Yeah, sometimes you do just need a day or night alone to take it all in.

Yeah, I think about cancer just about every day.
No, not because I’m directly fighting it right now or on chemo. But because its implications impact me each day.
Yeah, I’ve found a way to manage them.
No, I still don’t have it mastered, and I want my proverbial security blanket back.

Yeah, I still go poop and am one of the lucky ones. I can eat salad.
Yeah, I do wish I could have my colon back some days though.
No, I don’t regret having it removed. I’d rather have the least risk possible.
Yeah, that was probably me that farted.

No, I don’t like colonoscopies.
Yeah, I’m still going to tell you to get one until the day I die. You really need to get checked as you age or have problems.
No, they’re really NOT that bad.
Yeah, drinking that stuff and spending all night on the toilet is never fun for anyone. But suck it up and do it.

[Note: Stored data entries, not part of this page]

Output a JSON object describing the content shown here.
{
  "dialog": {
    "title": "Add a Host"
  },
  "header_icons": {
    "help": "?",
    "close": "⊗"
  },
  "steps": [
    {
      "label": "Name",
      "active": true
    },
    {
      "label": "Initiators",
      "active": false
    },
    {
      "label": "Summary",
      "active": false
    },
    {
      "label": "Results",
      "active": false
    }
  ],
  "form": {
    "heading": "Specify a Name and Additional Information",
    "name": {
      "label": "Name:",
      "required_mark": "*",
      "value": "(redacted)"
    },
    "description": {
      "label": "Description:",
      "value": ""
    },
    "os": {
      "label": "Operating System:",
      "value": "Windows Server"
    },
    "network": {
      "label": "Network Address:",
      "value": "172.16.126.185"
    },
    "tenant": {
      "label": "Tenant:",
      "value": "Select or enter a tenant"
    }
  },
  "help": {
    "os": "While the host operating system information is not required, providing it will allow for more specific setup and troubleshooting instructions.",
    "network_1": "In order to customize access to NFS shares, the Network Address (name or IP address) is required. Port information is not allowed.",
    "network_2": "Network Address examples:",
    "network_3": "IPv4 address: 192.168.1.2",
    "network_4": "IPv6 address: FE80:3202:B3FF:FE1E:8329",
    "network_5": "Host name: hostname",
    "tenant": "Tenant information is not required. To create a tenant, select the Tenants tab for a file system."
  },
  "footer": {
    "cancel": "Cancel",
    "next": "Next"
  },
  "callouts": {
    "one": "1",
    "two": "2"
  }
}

Yeah, I sometimes am saddened because I can’t have my own kids thanks to the surgeries and cancer treatments.
No, I don’t talk about it a lot.
Yeah, there is hope for us and adoption will be great one day.
No, we’re not ready for that yet.

Yeah, it’s frustrating to pay so much for medical care. Especially when other DINKS can do so much other fun stuff with their money.
Yeah, I struggle with that sometimes.
No, I don’t think we’ve got it as bad as so many others in the country.
Yeah, I feel blessed that we’ve been taken care of so far.

Yeah, I appreciate all of the comments about being strong and inspirational.
No, I don’t always know how to respond.
Yeah, I do feel like I’m still living in a fog sometimes. I don’t know if the impact of what I’ve gone through, what’s to come, or what’s looming over me some days really sinks in.
Yeah, the days that it does are hard. Thus, this post.

Yeah, I feel guilty sometimes when I see other survivors going through chemo or loosing their battles.
Yeah, I get jealous when others get clear results.
No, I would never wish sickness or this disease upon anyone. I truly rejoice at clear reports.
Yeah, I would trade it in myself if I could.

Yeah, I genuinely do still have hope most days.
Yeah, I think a long life ahead of me is definitely attainable.
No, my smile usually isn’t fake or fabricated.
Yeah, I’ve tried to find a way to embrace the aging effect and unique perspective all while acting my age.

Yeah, I’m typing this because today was a rough day.
Yeah, this blog helps and is therapeutic.
No, my day’s not all bathroom-related although maybe a little bit.
Yeah, it’s more about the emotional side of things tonight and what I have faced, and still face, hits me every now and then.

Yeah, I can’t do a post like this and not mention my faith.
Yeah, I think in the end, it’s what will really matter.
No, it’s not always easy for me to believe and trust that there’s a bigger plan and a greater world out there God’s created for us.
Yeah, I know it to be true though and that’s what gets me through.